Mr. Obama told Congress that the new unit would include federal law enforcement officials and state attorneys general and would “expand our investigations into the abusive lending and packaging of risky mortgages that led to the housing crisis.”

That sounds much like previous White House efforts, particularly in 2009 when Mr. Obama outlined a new program to strengthen the investigation and prosecution of mortgage fraud, promising more money and people to target “virtually every step of the process, from predatory lending on Main Street to the manipulation on Wall Street.”

But Tuesday’s announcement shifted focus away from yet another faltering effort — an attempt, led by federal officials, to reach a settlement between state attorneys general and the large banks on foreclosure abuses.

"Sheriff of Wall Street"

Administration officials had tried unsuccessfully to reach a settlement before Tuesday night’s State of the Union address. On Wednesday, one of the crucial players, Kamala D. Harris, the attorney general of California, rejected the most recent terms, saying, “We believe it is inadequate for California.”

Mr. Schneiderman has been one of the most vocal critics of the proposed settlement because he feared it would provide the banks with immunity that would prevent him from a larger investigation into the causes of the crisis. The fact that he was appointed to the new unit reassured him that the proposed settlement would not give the banks a pass, he said Wednesday.

“Obviously, there’s no way that I or that any of the others involved are going to release any of the claims we’re investigating,” he said.

Mr. Schneiderman’s office carries the informal title of Sheriff of Wall Street and has broad powers to police financial firms. In his year in office, Mr. Schneiderman, a graduate of Harvard Law who once represented clients like the American Stock Exchange and Merrill Lynch, has begun to use his powers. His investigations of mortgage abuses have zeroed in on the trusts that are supposed to hold bundled mortgages on behalf of investors. The trusts are incorporated in either New York or Delaware.

In August, Mr. Schneiderman intervened to block a proposed settlement between Bank of America and investors in mortgage-backed securities. He argued that the Bank of New York Mellon, which had negotiated the deal as the trustee for the investors, failed to act in their best interest and that the payment represented “a fraction of the losses” involved.

More details about the new working group will be offered in a news conference planned for Friday, administration officials said.

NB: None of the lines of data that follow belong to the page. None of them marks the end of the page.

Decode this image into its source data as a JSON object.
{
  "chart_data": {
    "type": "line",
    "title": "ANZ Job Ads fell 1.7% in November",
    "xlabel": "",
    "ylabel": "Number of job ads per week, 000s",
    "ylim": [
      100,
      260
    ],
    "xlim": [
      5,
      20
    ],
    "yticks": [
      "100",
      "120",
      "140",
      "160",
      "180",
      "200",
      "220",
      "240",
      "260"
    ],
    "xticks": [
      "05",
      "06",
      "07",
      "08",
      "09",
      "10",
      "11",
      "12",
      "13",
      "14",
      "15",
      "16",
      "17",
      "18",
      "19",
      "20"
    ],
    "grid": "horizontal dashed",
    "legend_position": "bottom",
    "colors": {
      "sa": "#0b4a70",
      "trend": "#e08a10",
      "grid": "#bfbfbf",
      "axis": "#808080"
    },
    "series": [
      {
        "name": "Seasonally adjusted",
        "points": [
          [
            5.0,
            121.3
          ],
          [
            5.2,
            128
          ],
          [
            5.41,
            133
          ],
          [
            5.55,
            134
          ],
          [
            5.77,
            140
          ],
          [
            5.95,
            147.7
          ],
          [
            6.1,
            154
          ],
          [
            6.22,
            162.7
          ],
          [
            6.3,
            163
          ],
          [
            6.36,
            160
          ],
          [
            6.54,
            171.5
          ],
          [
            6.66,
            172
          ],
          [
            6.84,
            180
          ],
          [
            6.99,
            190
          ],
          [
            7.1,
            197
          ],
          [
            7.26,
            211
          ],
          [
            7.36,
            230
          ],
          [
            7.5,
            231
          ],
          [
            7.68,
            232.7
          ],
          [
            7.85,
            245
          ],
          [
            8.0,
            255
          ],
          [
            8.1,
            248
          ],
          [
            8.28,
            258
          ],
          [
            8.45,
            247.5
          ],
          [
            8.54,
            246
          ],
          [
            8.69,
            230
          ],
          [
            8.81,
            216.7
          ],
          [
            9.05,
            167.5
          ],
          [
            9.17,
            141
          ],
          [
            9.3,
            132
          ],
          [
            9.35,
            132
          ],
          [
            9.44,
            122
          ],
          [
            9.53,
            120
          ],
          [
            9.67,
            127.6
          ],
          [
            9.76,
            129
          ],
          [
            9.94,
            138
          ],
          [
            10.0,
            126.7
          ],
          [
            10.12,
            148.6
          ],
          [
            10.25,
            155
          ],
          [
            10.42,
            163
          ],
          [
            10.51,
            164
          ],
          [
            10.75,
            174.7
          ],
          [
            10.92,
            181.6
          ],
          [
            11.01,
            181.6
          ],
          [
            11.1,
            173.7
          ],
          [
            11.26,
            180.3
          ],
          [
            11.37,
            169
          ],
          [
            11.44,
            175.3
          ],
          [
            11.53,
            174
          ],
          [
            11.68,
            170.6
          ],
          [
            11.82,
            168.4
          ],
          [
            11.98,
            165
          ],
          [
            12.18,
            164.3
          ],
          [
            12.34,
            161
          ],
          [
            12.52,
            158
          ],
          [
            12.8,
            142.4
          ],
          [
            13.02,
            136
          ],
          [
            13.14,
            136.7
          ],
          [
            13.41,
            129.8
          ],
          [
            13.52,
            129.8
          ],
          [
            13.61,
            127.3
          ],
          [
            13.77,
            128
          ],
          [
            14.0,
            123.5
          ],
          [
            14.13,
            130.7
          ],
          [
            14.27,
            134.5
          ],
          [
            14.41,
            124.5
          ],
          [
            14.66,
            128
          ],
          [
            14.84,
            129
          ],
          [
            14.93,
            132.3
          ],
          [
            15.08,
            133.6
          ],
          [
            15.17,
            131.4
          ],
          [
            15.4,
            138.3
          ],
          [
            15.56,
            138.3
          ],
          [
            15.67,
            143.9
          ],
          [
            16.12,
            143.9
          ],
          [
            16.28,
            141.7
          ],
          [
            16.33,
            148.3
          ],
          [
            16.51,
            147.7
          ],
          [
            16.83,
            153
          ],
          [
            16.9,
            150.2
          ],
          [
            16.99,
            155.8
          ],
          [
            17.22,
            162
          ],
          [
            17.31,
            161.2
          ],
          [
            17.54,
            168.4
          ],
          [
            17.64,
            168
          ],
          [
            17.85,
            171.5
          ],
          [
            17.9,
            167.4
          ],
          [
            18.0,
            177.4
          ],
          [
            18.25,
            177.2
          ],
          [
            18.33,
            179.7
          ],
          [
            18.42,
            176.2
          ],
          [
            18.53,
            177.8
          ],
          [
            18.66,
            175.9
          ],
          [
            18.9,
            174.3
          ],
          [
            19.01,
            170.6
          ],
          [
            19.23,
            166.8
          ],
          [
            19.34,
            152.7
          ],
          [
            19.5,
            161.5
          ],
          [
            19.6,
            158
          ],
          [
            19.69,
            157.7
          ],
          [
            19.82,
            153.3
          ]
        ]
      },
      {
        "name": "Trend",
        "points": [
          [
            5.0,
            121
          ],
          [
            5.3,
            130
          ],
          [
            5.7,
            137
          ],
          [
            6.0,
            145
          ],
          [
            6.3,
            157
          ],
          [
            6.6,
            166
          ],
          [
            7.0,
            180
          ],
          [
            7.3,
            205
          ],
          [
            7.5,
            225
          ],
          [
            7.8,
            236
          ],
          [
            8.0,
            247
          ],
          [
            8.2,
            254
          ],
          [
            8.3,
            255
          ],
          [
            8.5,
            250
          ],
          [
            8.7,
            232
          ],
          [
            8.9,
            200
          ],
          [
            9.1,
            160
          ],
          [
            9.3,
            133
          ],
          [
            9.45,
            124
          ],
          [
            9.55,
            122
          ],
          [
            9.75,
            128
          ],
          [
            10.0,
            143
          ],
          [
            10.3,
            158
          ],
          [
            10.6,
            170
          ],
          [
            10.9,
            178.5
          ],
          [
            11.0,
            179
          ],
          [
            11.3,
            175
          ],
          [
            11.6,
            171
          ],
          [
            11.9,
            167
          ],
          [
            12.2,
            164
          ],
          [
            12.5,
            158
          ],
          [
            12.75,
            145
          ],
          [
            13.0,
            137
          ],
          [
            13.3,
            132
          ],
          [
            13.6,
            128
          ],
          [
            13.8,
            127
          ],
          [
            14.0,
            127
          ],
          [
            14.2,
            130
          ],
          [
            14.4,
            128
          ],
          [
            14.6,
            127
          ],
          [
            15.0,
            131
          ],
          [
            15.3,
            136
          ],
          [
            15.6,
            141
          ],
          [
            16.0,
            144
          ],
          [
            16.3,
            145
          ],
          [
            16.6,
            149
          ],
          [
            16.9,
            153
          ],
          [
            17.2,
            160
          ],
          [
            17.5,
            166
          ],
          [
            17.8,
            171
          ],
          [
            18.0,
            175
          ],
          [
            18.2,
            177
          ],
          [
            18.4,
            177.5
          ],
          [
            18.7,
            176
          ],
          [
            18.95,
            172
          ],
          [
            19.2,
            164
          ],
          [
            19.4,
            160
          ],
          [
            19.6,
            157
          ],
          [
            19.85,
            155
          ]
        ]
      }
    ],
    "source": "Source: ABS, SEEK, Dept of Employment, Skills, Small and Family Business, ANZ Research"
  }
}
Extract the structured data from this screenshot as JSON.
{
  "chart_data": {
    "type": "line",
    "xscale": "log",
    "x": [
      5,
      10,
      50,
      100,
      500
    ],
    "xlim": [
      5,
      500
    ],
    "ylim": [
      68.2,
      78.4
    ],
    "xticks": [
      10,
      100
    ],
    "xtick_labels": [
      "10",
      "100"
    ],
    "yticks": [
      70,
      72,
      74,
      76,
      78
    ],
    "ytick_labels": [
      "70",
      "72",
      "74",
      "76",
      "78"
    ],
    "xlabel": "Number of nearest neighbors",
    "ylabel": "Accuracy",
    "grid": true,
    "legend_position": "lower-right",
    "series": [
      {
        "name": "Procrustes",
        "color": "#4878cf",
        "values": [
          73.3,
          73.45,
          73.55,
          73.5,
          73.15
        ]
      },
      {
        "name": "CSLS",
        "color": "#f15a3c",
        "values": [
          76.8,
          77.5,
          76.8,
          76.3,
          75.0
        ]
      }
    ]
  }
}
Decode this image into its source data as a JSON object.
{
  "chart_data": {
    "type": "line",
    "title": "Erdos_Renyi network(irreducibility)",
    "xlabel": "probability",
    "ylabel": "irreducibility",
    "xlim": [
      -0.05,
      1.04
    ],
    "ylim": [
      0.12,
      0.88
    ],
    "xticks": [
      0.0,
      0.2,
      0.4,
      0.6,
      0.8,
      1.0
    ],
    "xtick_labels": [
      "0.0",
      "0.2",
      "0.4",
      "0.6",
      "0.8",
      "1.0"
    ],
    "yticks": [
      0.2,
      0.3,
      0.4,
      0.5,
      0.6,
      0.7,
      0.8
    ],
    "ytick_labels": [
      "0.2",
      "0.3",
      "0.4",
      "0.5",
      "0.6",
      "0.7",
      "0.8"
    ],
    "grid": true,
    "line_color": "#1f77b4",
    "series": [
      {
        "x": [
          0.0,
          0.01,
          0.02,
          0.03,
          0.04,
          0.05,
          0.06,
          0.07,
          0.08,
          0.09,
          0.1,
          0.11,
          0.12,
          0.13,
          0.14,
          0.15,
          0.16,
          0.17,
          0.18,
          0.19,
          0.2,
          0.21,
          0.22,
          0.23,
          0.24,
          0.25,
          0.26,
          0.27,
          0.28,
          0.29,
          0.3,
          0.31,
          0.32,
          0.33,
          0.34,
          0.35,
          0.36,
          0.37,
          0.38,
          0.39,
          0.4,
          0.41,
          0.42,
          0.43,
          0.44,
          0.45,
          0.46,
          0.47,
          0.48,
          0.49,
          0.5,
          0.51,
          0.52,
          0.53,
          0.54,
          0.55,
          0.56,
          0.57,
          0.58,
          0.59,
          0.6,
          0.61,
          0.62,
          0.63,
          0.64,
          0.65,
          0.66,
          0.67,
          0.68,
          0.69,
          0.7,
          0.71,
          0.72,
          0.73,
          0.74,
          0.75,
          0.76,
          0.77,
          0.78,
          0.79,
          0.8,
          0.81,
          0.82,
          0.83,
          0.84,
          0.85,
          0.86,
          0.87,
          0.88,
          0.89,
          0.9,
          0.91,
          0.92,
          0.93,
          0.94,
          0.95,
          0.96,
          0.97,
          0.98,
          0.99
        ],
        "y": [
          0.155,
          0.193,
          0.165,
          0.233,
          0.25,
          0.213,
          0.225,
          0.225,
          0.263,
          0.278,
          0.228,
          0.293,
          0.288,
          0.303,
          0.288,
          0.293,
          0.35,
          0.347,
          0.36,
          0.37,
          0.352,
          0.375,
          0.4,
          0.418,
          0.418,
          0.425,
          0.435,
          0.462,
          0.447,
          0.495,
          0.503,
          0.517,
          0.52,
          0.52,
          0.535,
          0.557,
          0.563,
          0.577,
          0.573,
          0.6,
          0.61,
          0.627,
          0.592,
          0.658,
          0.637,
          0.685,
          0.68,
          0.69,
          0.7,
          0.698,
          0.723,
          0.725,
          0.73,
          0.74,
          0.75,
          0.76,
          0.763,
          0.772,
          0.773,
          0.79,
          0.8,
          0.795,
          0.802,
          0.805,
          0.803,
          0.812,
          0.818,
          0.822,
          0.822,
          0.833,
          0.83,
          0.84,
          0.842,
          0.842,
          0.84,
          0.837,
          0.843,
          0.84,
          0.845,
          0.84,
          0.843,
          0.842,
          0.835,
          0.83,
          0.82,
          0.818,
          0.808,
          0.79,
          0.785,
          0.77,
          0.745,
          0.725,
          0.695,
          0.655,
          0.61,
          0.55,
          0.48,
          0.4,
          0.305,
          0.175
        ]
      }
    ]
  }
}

“The question is whether they are going to organize a real task force that is additive to what was going on at the U.S. attorney level, which proved to be inadequate,” said Jeff Connaughton, a former chief of staff to Senator Ted Kaufman of Delaware, who was active in mortgage-related investigations after the financial crisis.

While there could be new areas of investigation in the pooling of mortgages and the sale of mortgage-backed securities by Wall Street firms and others, many of the largest participants in those markets have already been investigated. “The trail has grown cold on a lot of these cases,” Mr. Connaughton said.

A criminal investigation of Angelo R. Mozilo, for example, the former chief executive of Countrywide Financial, one of the largest subprime lenders, was dropped by the United States Attorney in Los Angeles last February. The case was closed after the Securities and Exchange Commission extracted a civil settlement and levied a fine of $67.5 million on Mr. Mozilo, two-thirds of which was paid by the company and its new owner, Bank of America .

In December, the Justice Department brought a residential fair-lending case against Countrywide, which prosecutors said engaged in a widespread pattern of discrimination against qualified African-American and Hispanic mortgage borrowers from 2004 through 2008. The settlement of the case resulted in $335 million in compensation for victims.

Other companies, like Goldman Sachs and Washington Mutual, have already been looked at by either Justice Department officials or the S.E.C., sometimes resulting in large settlements. Administration officials said many institutions that have previously been examined could be looked at anew for illegal acts including tax or insurance fraud.